We recognize that our experimental design (with no thermoneutral control treatment) makes it difficult to directly demonstrate that the gut was actually compromised by HS. However, utilizing a similar heat load and type of pigs (i.e., genetics, body weight, gender) we have repeatedly reported that direct intestinal measurements of gut integrity deteriorated after 24 h of thermal exposure,, and circulating LPS increased. In addition, in a similar experimental design we have reported an increase in oxidative stress parameters in skeletal muscle, ostensibly the consequence of heat-stressed induced endotoxemia. In the current experiment we measured blood biomarkers of leaky gut (i.e., D- and L-lactate and LBP) in both period 1 and 2. D-lactate is a product of microbial metabolism, so its presence in blood likely indicates an increase in gut leakiness., As expected, D-lactate increased from period 1 to period 2, confirming that the intestinal barrier function was compromised after 24 h of HS. Lipopolysaccharide binding protein is an acute phase protein that binds LPS and mediates its interaction with toll-like receptor 4, resulting in the activation of the innate immune response. Interestingly, high circulating concentrations of LBP inhibit LPS-induced inflammation. We have previously reported that plasma LBP decreases as HS progresses (1–12 h) and intestinal integrity deteriorates. Reasons why we did not observe a period effect on plasma LBP concentrations remain unknown. Noteworthy, at the end of period 2, WP100-fed pigs had lower plasma D-lactate concentration compared with Ct-fed pigs and a numerical increase in plasma LBP from period 1 to period 2, which has been previously associated with decreased circulating LPS. In agreement, WP100-fed pigs had a numerical improvement in intestinal integrity (increased TER and decreased FITC-dextran APP) at the colon level, where most of the microflora is located, which might explain the aforementioned changes in plasma parameters.

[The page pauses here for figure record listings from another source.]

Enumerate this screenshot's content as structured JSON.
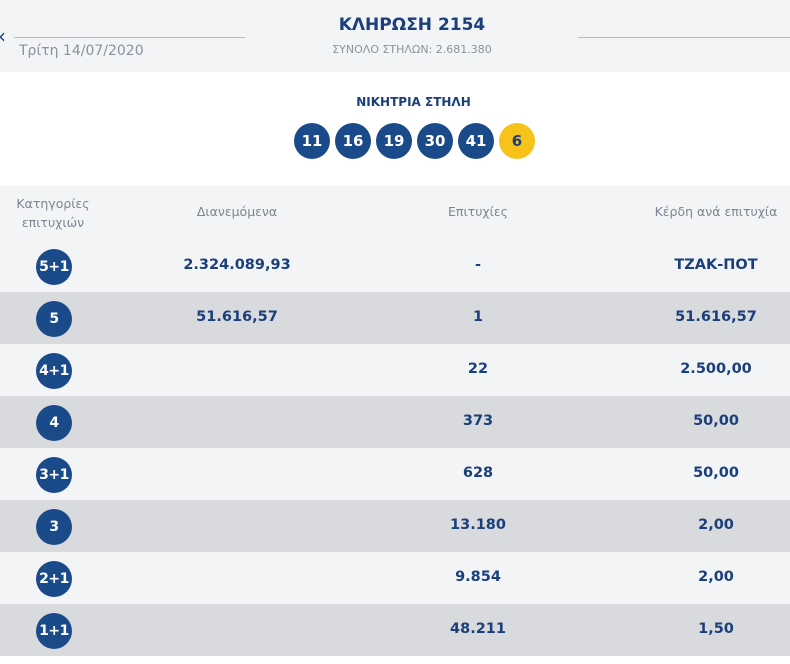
{
  "header": {
    "nav_prev": "‹",
    "date": "Τρίτη 14/07/2020",
    "title": "ΚΛΗΡΩΣΗ 2154",
    "total_columns": "ΣΥΝΟΛΟ ΣΤΗΛΩΝ: 2.681.380"
  },
  "winning": {
    "label": "ΝΙΚΗΤΡΙΑ ΣΤΗΛΗ",
    "numbers": [
      "11",
      "16",
      "19",
      "30",
      "41"
    ],
    "joker": "6",
    "colors": {
      "number_ball": "#1a4a8a",
      "joker_ball": "#f7c21a"
    }
  },
  "table": {
    "headers": {
      "category": "Κατηγορίες επιτυχιών",
      "distributed": "Διανεμόμενα",
      "wins": "Επιτυχίες",
      "prize_per_win": "Κέρδη ανά επιτυχία"
    },
    "rows": [
      {
        "category": "5+1",
        "distributed": "2.324.089,93",
        "wins": "-",
        "prize": "ΤΖΑΚ-ΠΟΤ"
      },
      {
        "category": "5",
        "distributed": "51.616,57",
        "wins": "1",
        "prize": "51.616,57"
      },
      {
        "category": "4+1",
        "distributed": "",
        "wins": "22",
        "prize": "2.500,00"
      },
      {
        "category": "4",
        "distributed": "",
        "wins": "373",
        "prize": "50,00"
      },
      {
        "category": "3+1",
        "distributed": "",
        "wins": "628",
        "prize": "50,00"
      },
      {
        "category": "3",
        "distributed": "",
        "wins": "13.180",
        "prize": "2,00"
      },
      {
        "category": "2+1",
        "distributed": "",
        "wins": "9.854",
        "prize": "2,00"
      },
      {
        "category": "1+1",
        "distributed": "",
        "wins": "48.211",
        "prize": "1,50"
      }
    ]
  },
  "colors": {
    "text_primary": "#1a3f7a",
    "text_muted": "#8a929e",
    "row_light": "#f3f4f6",
    "row_dark": "#d9dadd"
  }
}
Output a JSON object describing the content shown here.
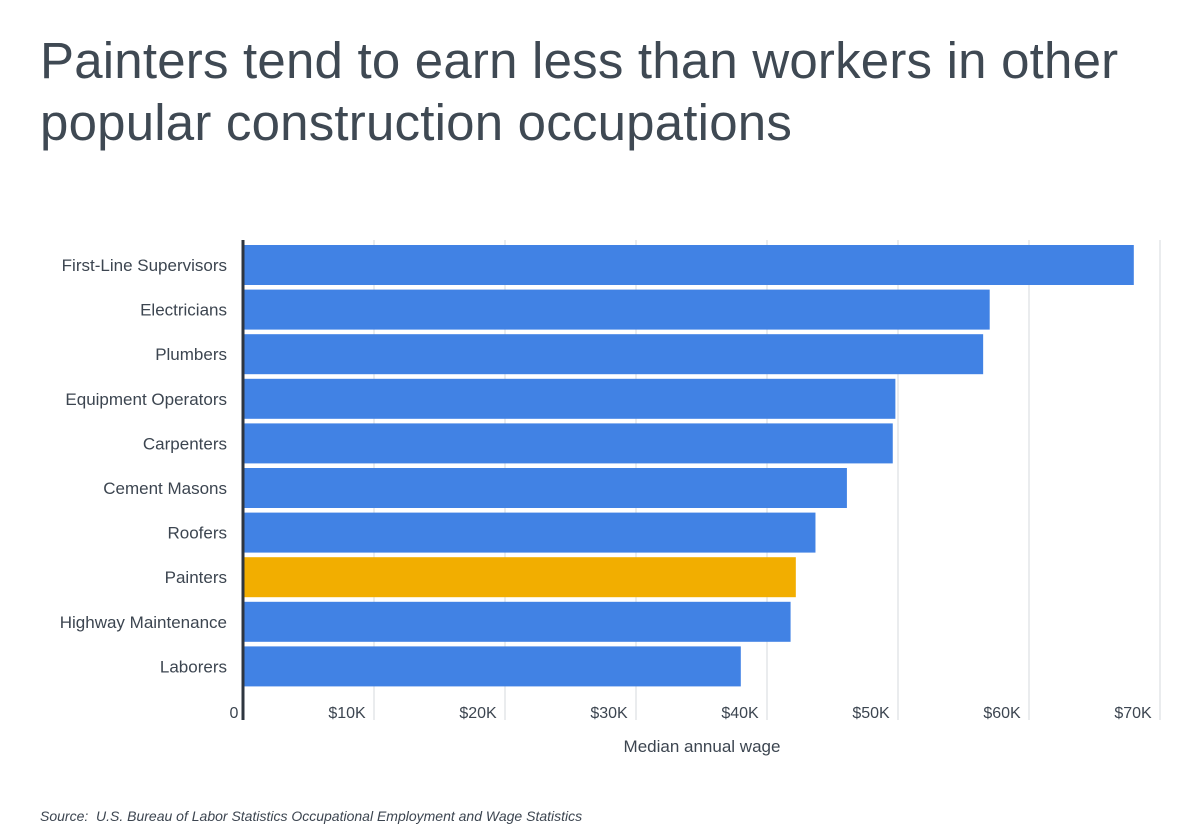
{
  "chart_data": {
    "type": "bar",
    "orientation": "horizontal",
    "title": "Painters tend to earn less than workers in other popular construction occupations",
    "xlabel": "Median annual wage",
    "ylabel": "",
    "xlim": [
      0,
      70000
    ],
    "ticks": [
      0,
      10000,
      20000,
      30000,
      40000,
      50000,
      60000,
      70000
    ],
    "tick_labels": [
      "0",
      "$10K",
      "$20K",
      "$30K",
      "$40K",
      "$50K",
      "$60K",
      "$70K"
    ],
    "grid": true,
    "categories": [
      "First-Line Supervisors",
      "Electricians",
      "Plumbers",
      "Equipment Operators",
      "Carpenters",
      "Cement Masons",
      "Roofers",
      "Painters",
      "Highway Maintenance",
      "Laborers"
    ],
    "values": [
      68000,
      57000,
      56500,
      49800,
      49600,
      46100,
      43700,
      42200,
      41800,
      38000
    ],
    "highlight": "Painters",
    "colors": {
      "bar": "#4182e4",
      "highlight": "#f2ae00",
      "grid": "#d6d9dd",
      "axis": "#2e3640"
    }
  },
  "source": {
    "label": "Source:",
    "text": "U.S. Bureau of Labor Statistics Occupational Employment and Wage Statistics"
  }
}
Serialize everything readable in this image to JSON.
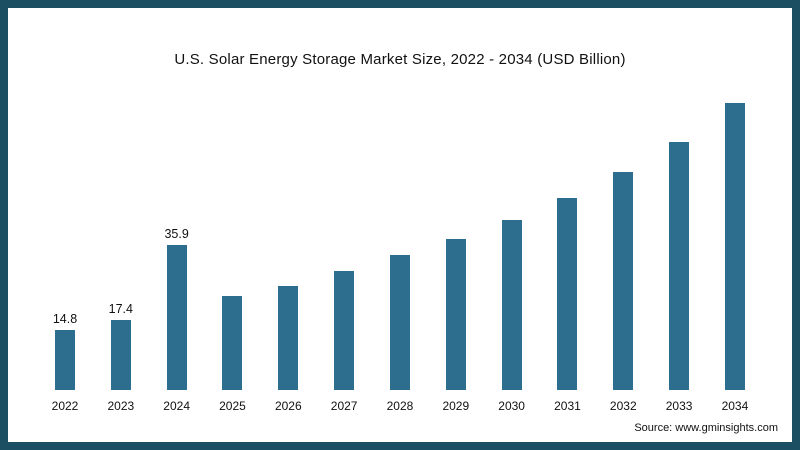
{
  "frame": {
    "border_color": "#1d4f63",
    "background": "#ffffff"
  },
  "chart_data": {
    "type": "bar",
    "title": "U.S. Solar Energy Storage Market Size, 2022 - 2034 (USD Billion)",
    "categories": [
      "2022",
      "2023",
      "2024",
      "2025",
      "2026",
      "2027",
      "2028",
      "2029",
      "2030",
      "2031",
      "2032",
      "2033",
      "2034"
    ],
    "values": [
      14.8,
      17.4,
      35.9,
      23.1,
      25.7,
      29.4,
      33.2,
      37.3,
      42.0,
      47.5,
      53.8,
      61.3,
      70.8
    ],
    "data_labels": [
      "14.8",
      "17.4",
      "35.9",
      "",
      "",
      "",
      "",
      "",
      "",
      "",
      "",
      "",
      ""
    ],
    "bar_color": "#2d6e8e",
    "xlabel": "",
    "ylabel": "",
    "ylim": [
      0,
      75
    ],
    "grid": false,
    "legend": false
  },
  "source": {
    "label": "Source: www.gminsights.com"
  }
}
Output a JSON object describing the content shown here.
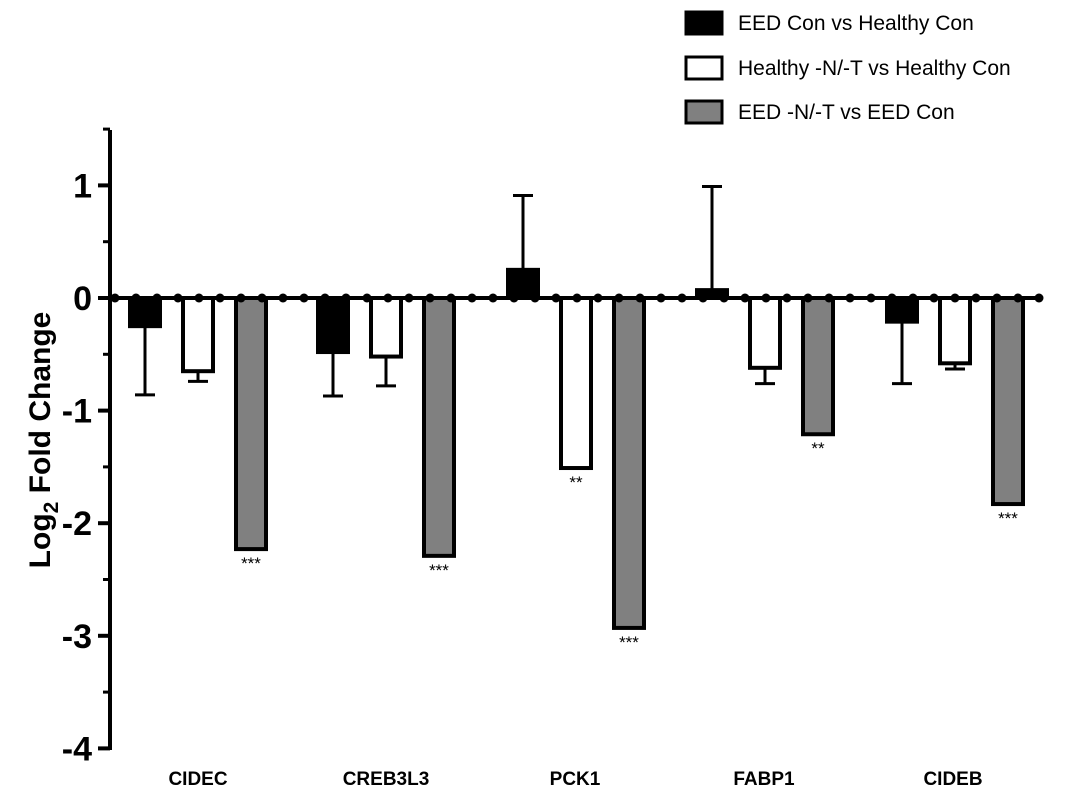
{
  "chart_data": {
    "type": "bar",
    "title": "",
    "ylabel": {
      "main": "Log",
      "sub": "2",
      "rest": " Fold Change"
    },
    "xlabel": "",
    "ylim": [
      -4,
      1.5
    ],
    "yticks": [
      1,
      0,
      -1,
      -2,
      -3,
      -4
    ],
    "categories": [
      "CIDEC",
      "CREB3L3",
      "PCK1",
      "FABP1",
      "CIDEB"
    ],
    "legend_position": "top-right",
    "series": [
      {
        "name": "EED Con vs Healthy Con",
        "fill": "#000000",
        "values": [
          -0.25,
          -0.48,
          0.25,
          0.07,
          -0.21
        ],
        "errors": [
          0.61,
          0.39,
          0.66,
          0.92,
          0.55
        ],
        "sig": [
          "",
          "",
          "",
          "",
          ""
        ]
      },
      {
        "name": "Healthy -N/-T vs Healthy Con",
        "fill": "#ffffff",
        "values": [
          -0.65,
          -0.52,
          -1.51,
          -0.62,
          -0.58
        ],
        "errors": [
          0.09,
          0.26,
          0.0,
          0.14,
          0.05
        ],
        "sig": [
          "",
          "",
          "**",
          "",
          ""
        ]
      },
      {
        "name": "EED -N/-T vs EED Con",
        "fill": "#808080",
        "values": [
          -2.23,
          -2.29,
          -2.93,
          -1.21,
          -1.83
        ],
        "errors": [
          0.0,
          0.0,
          0.0,
          0.0,
          0.0
        ],
        "sig": [
          "***",
          "***",
          "***",
          "**",
          "***"
        ]
      }
    ]
  }
}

L-lactate is the product of anaerobic glycolysis. The rationale to utilize this parameter as a biomarker of intestinal integrity is based on the release of intracellular L-lactate by damaged intestinal cells. However, a similar phenomenon occurs in non-intestinal cells, which makes L-lactate a nonspecific measurement of cellular damage. Our baseline (period 1) L-lactate levels are higher than those previously reported,, however, our blood collection method (jugular venipuncture), which requires physical constraint, could have triggered a stress response which is known to increase L-lactate levels. Nevertheless, this procedure was consistently performed in both periods. Notably, the increase in plasma L-lactate has been repeatedly observed during HS. Our recent data suggests that complete glucose oxidation in skeletal muscle is decreased during HS, thus L-lactate is produced via aerobic glycolysis. Therefore, increased circulating L-lactate might be the result of metabolic adaptations to HS, resembling the Warburg effect employed by cancerous cells. Whether the increase in circulating L-lactate from period 1 to period 2 is a result of cellular damage (presumably intestinal damage) or altered systemic glucose metabolism remains to be elucidated.

Heat stress is one of the largest impediments to efficient animal production. A hallmark of heat-stressed animals is a compromised intestinal integrity, and the subsequent endotoxemia might contribute to reduced animal productivity. We have herein demonstrated that feeding a combination of bovine WP and CWP in the tested proportions failed to ameliorate the effects of severe and constant HS on intestinal integrity of pigs. Whether milder and cyclical HS conditions (resembling those in commercial settings) and different levels of inclusion of the test dairy products would allow for improvement on intestinal health remains of interest.